I should add that the date – the 10th May,1948 – has been selected because it was the last day of the National Congress of the Australian Communist party by which the constitution of that party was adopted. Not one of us in this House has any love for retrospective legislation. But quite clearly, as a matter of plain horse sense, if this bill dealt only with those who could be shown to be Communist party members on the date on which this bill becomes an act obviously there would then be no party members or officers to be affected by it and the legislation would be a complete futility. We are not prepared to facilitate a farce of that kind. Our Communist enemies are known; they have been active at least since the selected date, the 10th May, 1948, and they come within the purview of the bill accordingly.

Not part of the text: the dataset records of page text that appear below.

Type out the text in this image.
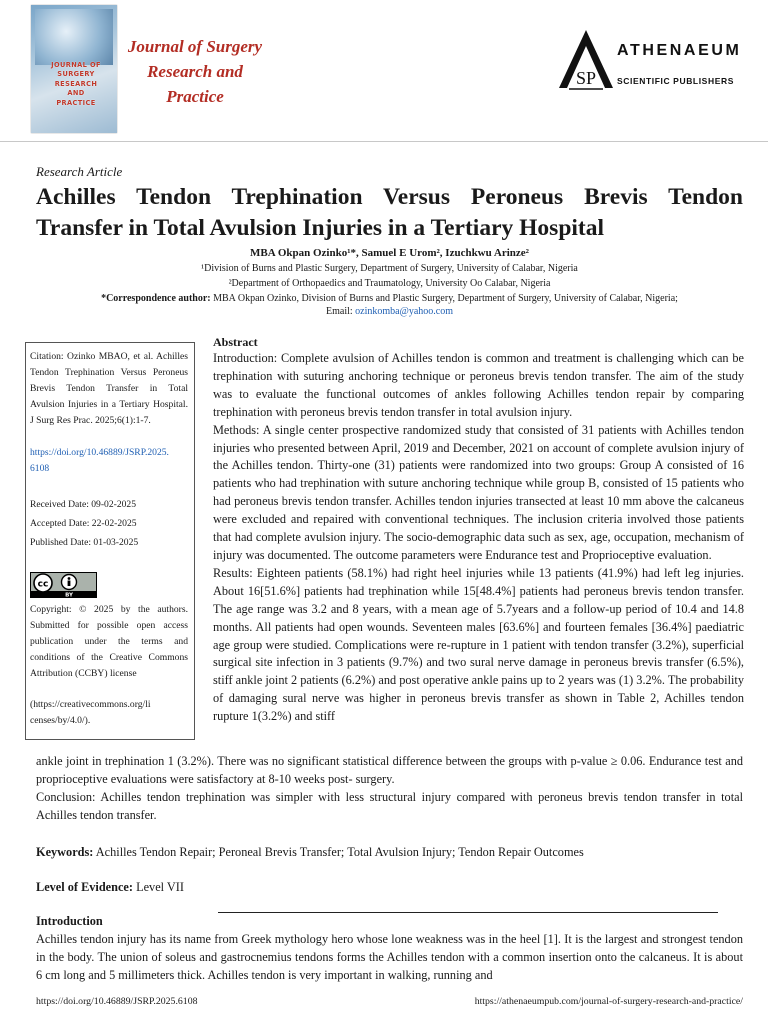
JOURNAL OF
SURGERY
RESEARCH
AND
PRACTICE
Journal of Surgery
Research and
Practice
SP
ATHENAEUM
SCIENTIFIC PUBLISHERS
Research Article
Achilles Tendon Trephination Versus Peroneus Brevis Tendon Transfer in Total Avulsion Injuries in a Tertiary Hospital
MBA Okpan Ozinko¹*, Samuel E Urom², Izuchkwu Arinze²
¹Division of Burns and Plastic Surgery, Department of Surgery, University of Calabar, Nigeria
²Department of Orthopaedics and Traumatology, University Oo Calabar, Nigeria
*Correspondence author: MBA Okpan Ozinko, Division of Burns and Plastic Surgery, Department of Surgery, University of Calabar, Nigeria;
Email: ozinkomba@yahoo.com
Citation: Ozinko MBAO, et al. Achilles Tendon Trephination Versus Peroneus Brevis Tendon Transfer in Total Avulsion Injuries in a Tertiary Hospital. J Surg Res Prac. 2025;6(1):1-7.
https://doi.org/10.46889/JSRP.2025.
6108
Received Date: 09-02-2025
Accepted Date: 22-02-2025
Published Date: 01-03-2025
cc
BY
Copyright: © 2025 by the authors. Submitted for possible open access publication under the terms and conditions of the Creative Commons Attribution (CCBY) license
(https://creativecommons.org/li
censes/by/4.0/).
Abstract
Introduction: Complete avulsion of Achilles tendon is common and treatment is challenging which can be trephination with suturing anchoring technique or peroneus brevis tendon transfer. The aim of the study was to evaluate the functional outcomes of ankles following Achilles tendon repair by comparing trephination with peroneus brevis tendon transfer in total avulsion injury.
Methods: A single center prospective randomized study that consisted of 31 patients with Achilles tendon injuries who presented between April, 2019 and December, 2021 on account of complete avulsion injury of the Achilles tendon. Thirty-one (31) patients were randomized into two groups: Group A consisted of 16 patients who had trephination with suture anchoring technique while group B, consisted of 15 patients who had peroneus brevis tendon transfer. Achilles tendon injuries transected at least 10 mm above the calcaneus were excluded and repaired with conventional techniques. The inclusion criteria involved those patients that had complete avulsion injury. The socio-demographic data such as sex, age, occupation, mechanism of injury was documented. The outcome parameters were Endurance test and Proprioceptive evaluation.
Results: Eighteen patients (58.1%) had right heel injuries while 13 patients (41.9%) had left leg injuries. About 16[51.6%] patients had trephination while 15[48.4%] patients had peroneus brevis tendon transfer. The age range was 3.2 and 8 years, with a mean age of 5.7years and a follow-up period of 10.4 and 14.8 months. All patients had open wounds. Seventeen males [63.6%] and fourteen females [36.4%] paediatric age group were studied. Complications were re-rupture in 1 patient with tendon transfer (3.2%), superficial surgical site infection in 3 patients (9.7%) and two sural nerve damage in peroneus brevis transfer (6.5%), stiff ankle joint 2 patients (6.2%) and post operative ankle pains up to 2 years was (1) 3.2%. The probability of damaging sural nerve was higher in peroneus brevis transfer as shown in Table 2, Achilles tendon rupture 1(3.2%) and stiff
ankle joint in trephination 1 (3.2%). There was no significant statistical difference between the groups with p-value ≥ 0.06. Endurance test and proprioceptive evaluations were satisfactory at 8-10 weeks post- surgery.
Conclusion: Achilles tendon trephination was simpler with less structural injury compared with peroneus brevis tendon transfer in total Achilles tendon transfer.
Keywords: Achilles Tendon Repair; Peroneal Brevis Transfer; Total Avulsion Injury; Tendon Repair Outcomes
Level of Evidence: Level VII
Introduction
Achilles tendon injury has its name from Greek mythology hero whose lone weakness was in the heel [1]. It is the largest and strongest tendon in the body. The union of soleus and gastrocnemius tendons forms the Achilles tendon with a common insertion onto the calcaneus. It is about 6 cm long and 5 millimeters thick. Achilles tendon is very important in walking, running and
https://doi.org/10.46889/JSRP.2025.6108	https://athenaeumpub.com/journal-of-surgery-research-and-practice/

The whole matter can be summed up in this way: If the recitals in the preamble of the bill are in substance true, its operative provisions are most obviously just and reasonable. If the recitals are in substance, false, then, not only is the bill unjust, but also the Dean of Canterbury is right, the North Atlantic Pact is mere hysteria and both British and American policy are wickedly wrong. We are now bound to make our choice.
Debate (on motion by Mr. Chifley) adjourned.